1st November 2013:

Oxford Archaeology celebrated its 40th anniversary on 30th October with a reception, presentations, and a chance for friends, colleagues and guests to catch up and share memories of forty years of archaeological success.

The afternoon began with a reception and buffet. While guests chatted over a glass of wine and plate (or two) of food, they were able to look through a very impressive display of some 180 reports, monographs and booklets that OA has published since 1973 (and get a sneak preview of a few forthcoming titles). Panels of exhibition posters also lined the hall, reminding people not only of some of the remarkable sites and projects OA has been involved with, but also of one of our central, and original, aims – to promote archaeological research and to disseminate it widely through publication and teaching for the benefit of the public.

The reception was followed by a series of presentations. CEO Gill Hey introduced the chair of the Trustees, Professor Chris Gosden, who reflected on importance of the occasion, and introduced the first of the three former directors due to speak.

Tom Hassall, who led the Oxfordshire Archaeological Unit (later the Oxford Archaeological Unit) from 1973 to 1985, spoke about the background to the formation of the Unit, the dedication of its staff, and its significant successes, such as the pioneering of archaeological methods (especially in environmental archaeology) and its publication record. David Miles, who was director from 1988 to 1999, talked about the Unit’s expansion across Britain and abroad (with projects in Greece, Turkey and the Caribbean, for example), how the Unit met - and indeed welcomed - the challenges of a new competitive regime in the late 1980s that heralded PPG16 and its successors, and some of the key projects undertaken as a result. David Jennings, who was Oxford Archaeology’s CEO from 1999 to 2013, spoke about welcoming OA North and OA East into the organisation, the experience of working in France, and what he considered his greatest achievement – successfully steering OA through the worst recession for decades.

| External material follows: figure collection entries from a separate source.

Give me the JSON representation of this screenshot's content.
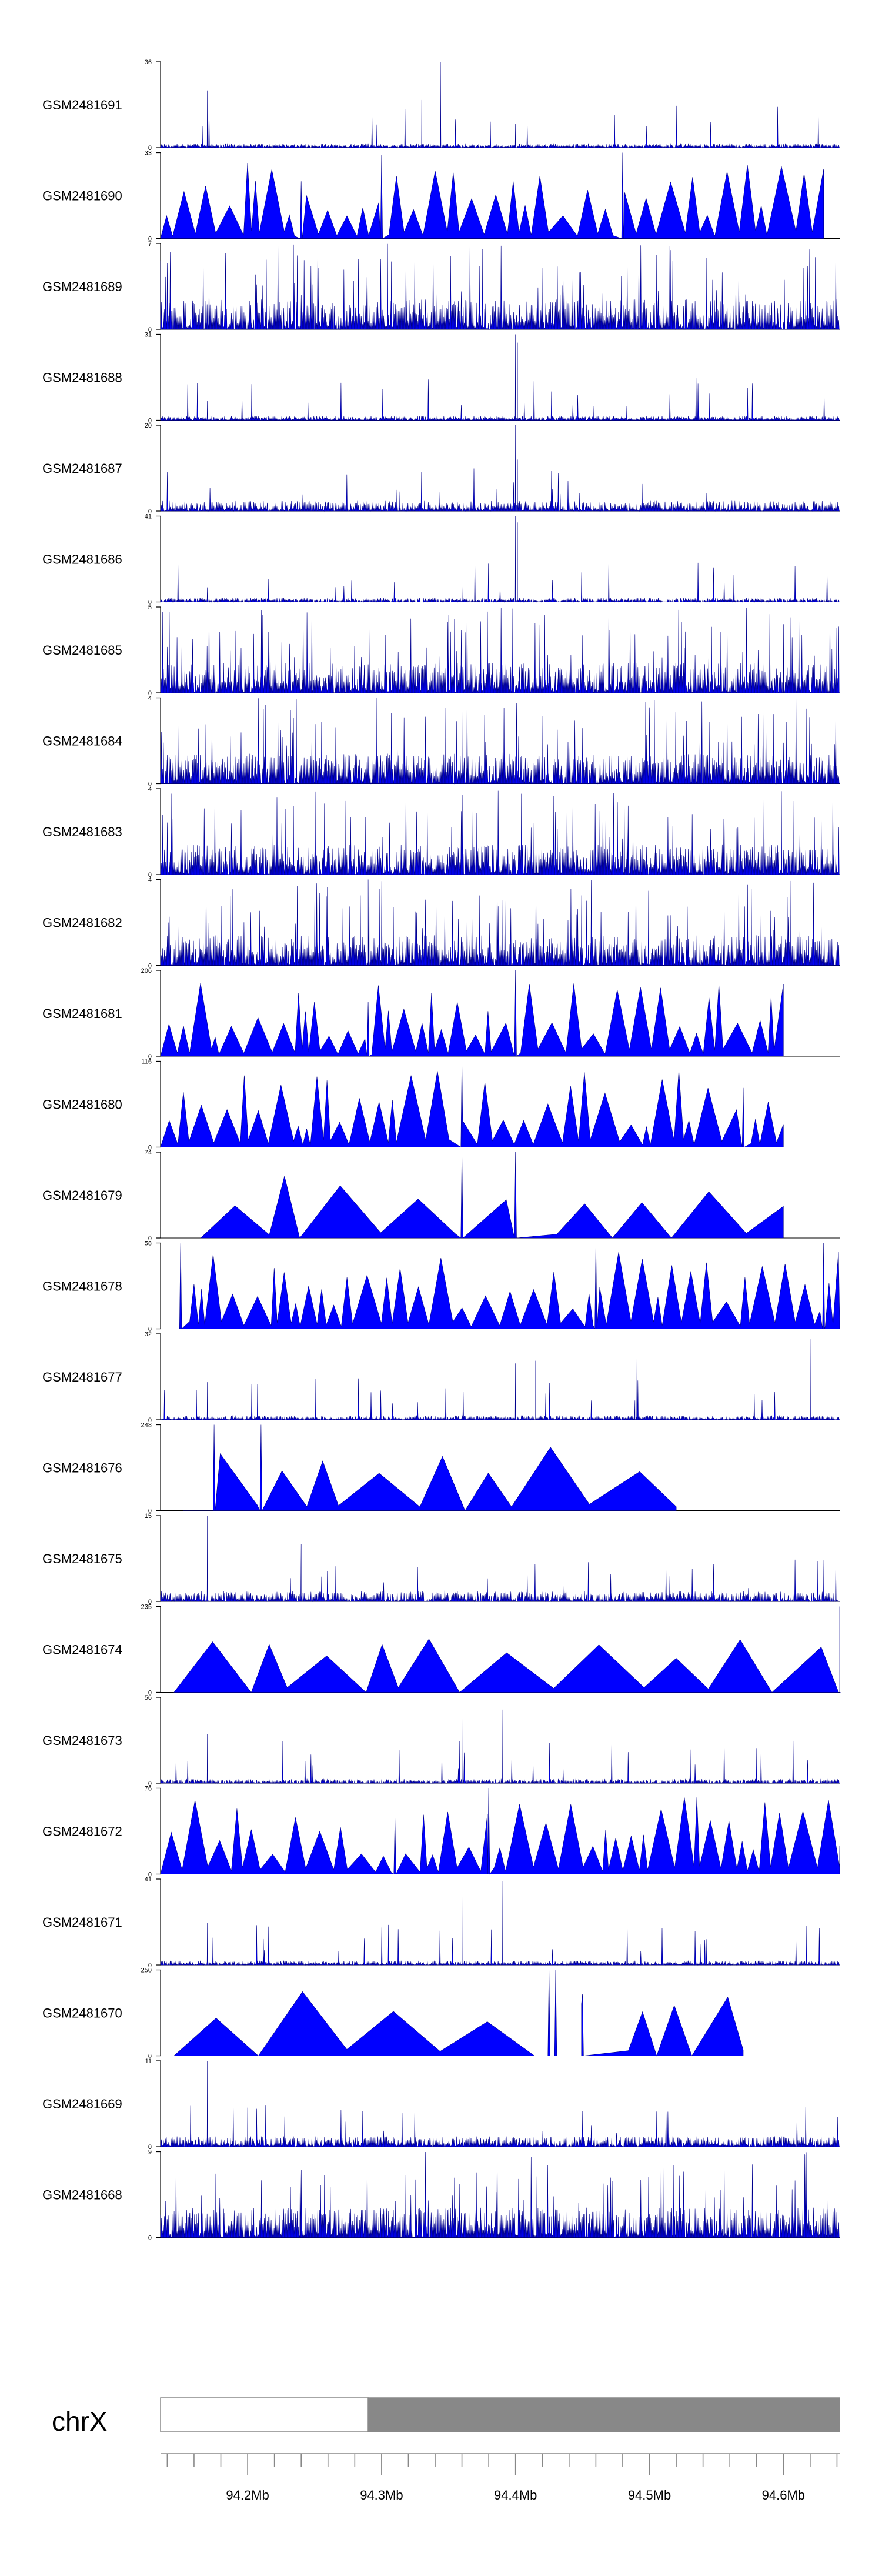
{
  "chart_data": {
    "type": "area",
    "title": "",
    "chromosome": "chrX",
    "xrange_mb": [
      94.135,
      94.642
    ],
    "axis_ticks": [
      {
        "value": 94.2,
        "label": "94.2Mb"
      },
      {
        "value": 94.3,
        "label": "94.3Mb"
      },
      {
        "value": 94.4,
        "label": "94.4Mb"
      },
      {
        "value": 94.5,
        "label": "94.5Mb"
      },
      {
        "value": 94.6,
        "label": "94.6Mb"
      }
    ],
    "ideogram": {
      "segments": [
        {
          "from": 94.135,
          "to": 94.29,
          "color": "#ffffff"
        },
        {
          "from": 94.29,
          "to": 94.642,
          "color": "#888888"
        }
      ]
    },
    "colors": {
      "fill": "#0000ff",
      "stroke": "#00008b"
    },
    "tracks": [
      {
        "name": "GSM2481691",
        "ylim": [
          0,
          36
        ],
        "style": "spiky",
        "seed": 1,
        "peaks": [
          [
            94.17,
            24
          ],
          [
            94.33,
            20
          ],
          [
            94.344,
            36
          ],
          [
            94.4,
            10
          ]
        ]
      },
      {
        "name": "GSM2481690",
        "ylim": [
          0,
          33
        ],
        "style": "triangles",
        "seed": 2,
        "x_end": 94.63,
        "peaks": [
          [
            94.24,
            22
          ],
          [
            94.3,
            32
          ],
          [
            94.48,
            33
          ]
        ]
      },
      {
        "name": "GSM2481689",
        "ylim": [
          0,
          7
        ],
        "style": "dense",
        "seed": 3,
        "peaks": []
      },
      {
        "name": "GSM2481688",
        "ylim": [
          0,
          31
        ],
        "style": "spiky",
        "seed": 4,
        "peaks": [
          [
            94.17,
            7
          ],
          [
            94.4,
            31
          ],
          [
            94.4015,
            28
          ]
        ]
      },
      {
        "name": "GSM2481687",
        "ylim": [
          0,
          20
        ],
        "style": "spiky_noisy",
        "seed": 5,
        "peaks": [
          [
            94.4,
            20
          ],
          [
            94.4015,
            12
          ]
        ]
      },
      {
        "name": "GSM2481686",
        "ylim": [
          0,
          41
        ],
        "style": "spiky",
        "seed": 6,
        "peaks": [
          [
            94.17,
            7
          ],
          [
            94.36,
            9
          ],
          [
            94.4,
            41
          ],
          [
            94.4015,
            38
          ]
        ]
      },
      {
        "name": "GSM2481685",
        "ylim": [
          0,
          5
        ],
        "style": "dense",
        "seed": 7,
        "peaks": [
          [
            94.6,
            4
          ]
        ]
      },
      {
        "name": "GSM2481684",
        "ylim": [
          0,
          4
        ],
        "style": "dense",
        "seed": 8,
        "peaks": [
          [
            94.36,
            4
          ]
        ]
      },
      {
        "name": "GSM2481683",
        "ylim": [
          0,
          4
        ],
        "style": "dense",
        "seed": 9,
        "peaks": []
      },
      {
        "name": "GSM2481682",
        "ylim": [
          0,
          4
        ],
        "style": "dense",
        "seed": 10,
        "peaks": [
          [
            94.29,
            4
          ]
        ]
      },
      {
        "name": "GSM2481681",
        "ylim": [
          0,
          206
        ],
        "style": "triangles",
        "seed": 11,
        "x_end": 94.6,
        "peaks": [
          [
            94.29,
            130
          ],
          [
            94.4,
            206
          ]
        ]
      },
      {
        "name": "GSM2481680",
        "ylim": [
          0,
          116
        ],
        "style": "triangles",
        "seed": 12,
        "x_end": 94.6,
        "peaks": [
          [
            94.36,
            116
          ],
          [
            94.57,
            80
          ]
        ]
      },
      {
        "name": "GSM2481679",
        "ylim": [
          0,
          74
        ],
        "style": "triangles_sparse",
        "seed": 13,
        "x_start": 94.165,
        "x_end": 94.6,
        "peaks": [
          [
            94.36,
            74
          ],
          [
            94.4,
            74
          ]
        ]
      },
      {
        "name": "GSM2481678",
        "ylim": [
          0,
          58
        ],
        "style": "triangles",
        "seed": 14,
        "x_start": 94.143,
        "peaks": [
          [
            94.15,
            58
          ],
          [
            94.46,
            58
          ],
          [
            94.63,
            58
          ]
        ]
      },
      {
        "name": "GSM2481677",
        "ylim": [
          0,
          32
        ],
        "style": "spiky",
        "seed": 15,
        "peaks": [
          [
            94.17,
            14
          ],
          [
            94.4,
            21
          ],
          [
            94.415,
            22
          ],
          [
            94.49,
            23
          ],
          [
            94.62,
            30
          ]
        ]
      },
      {
        "name": "GSM2481676",
        "ylim": [
          0,
          248
        ],
        "style": "triangles_sparse",
        "seed": 16,
        "x_start": 94.152,
        "x_end": 94.52,
        "peaks": [
          [
            94.175,
            248
          ],
          [
            94.21,
            248
          ]
        ]
      },
      {
        "name": "GSM2481675",
        "ylim": [
          0,
          15
        ],
        "style": "spiky_noisy",
        "seed": 17,
        "peaks": [
          [
            94.17,
            15
          ],
          [
            94.24,
            10
          ]
        ]
      },
      {
        "name": "GSM2481674",
        "ylim": [
          0,
          235
        ],
        "style": "triangles_sparse",
        "seed": 18,
        "x_start": 94.145,
        "peaks": [
          [
            94.642,
            235
          ]
        ]
      },
      {
        "name": "GSM2481673",
        "ylim": [
          0,
          56
        ],
        "style": "spiky",
        "seed": 19,
        "peaks": [
          [
            94.17,
            32
          ],
          [
            94.36,
            53
          ],
          [
            94.39,
            48
          ]
        ]
      },
      {
        "name": "GSM2481672",
        "ylim": [
          0,
          76
        ],
        "style": "triangles",
        "seed": 20,
        "peaks": [
          [
            94.38,
            76
          ],
          [
            94.31,
            50
          ]
        ]
      },
      {
        "name": "GSM2481671",
        "ylim": [
          0,
          41
        ],
        "style": "spiky",
        "seed": 21,
        "peaks": [
          [
            94.17,
            20
          ],
          [
            94.36,
            41
          ],
          [
            94.39,
            40
          ]
        ]
      },
      {
        "name": "GSM2481670",
        "ylim": [
          0,
          250
        ],
        "style": "triangles_sparse",
        "seed": 22,
        "x_start": 94.145,
        "x_end": 94.57,
        "peaks": [
          [
            94.425,
            250
          ],
          [
            94.43,
            250
          ],
          [
            94.45,
            180
          ]
        ]
      },
      {
        "name": "GSM2481669",
        "ylim": [
          0,
          11
        ],
        "style": "spiky_noisy",
        "seed": 23,
        "peaks": [
          [
            94.17,
            11
          ],
          [
            94.2,
            5
          ]
        ]
      },
      {
        "name": "GSM2481668",
        "ylim": [
          0,
          9
        ],
        "style": "dense",
        "seed": 24,
        "peaks": []
      }
    ]
  }
}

Gill Hey then spoke about OA today, and introduced Julian Munby, who, in his own inimitable style, gave a very entertaining talk on the highlights of OA’s work over the past 40 years. This was followed by Gill’s optimistic assessment of OA’s future, and after Chris Gosden’s closing remarks, it was time for tea and a piece of birthday cake.

This was an enjoyable and inspiring afternoon, which not only looked back to past achievements, but forward to exciting challenges and further successes.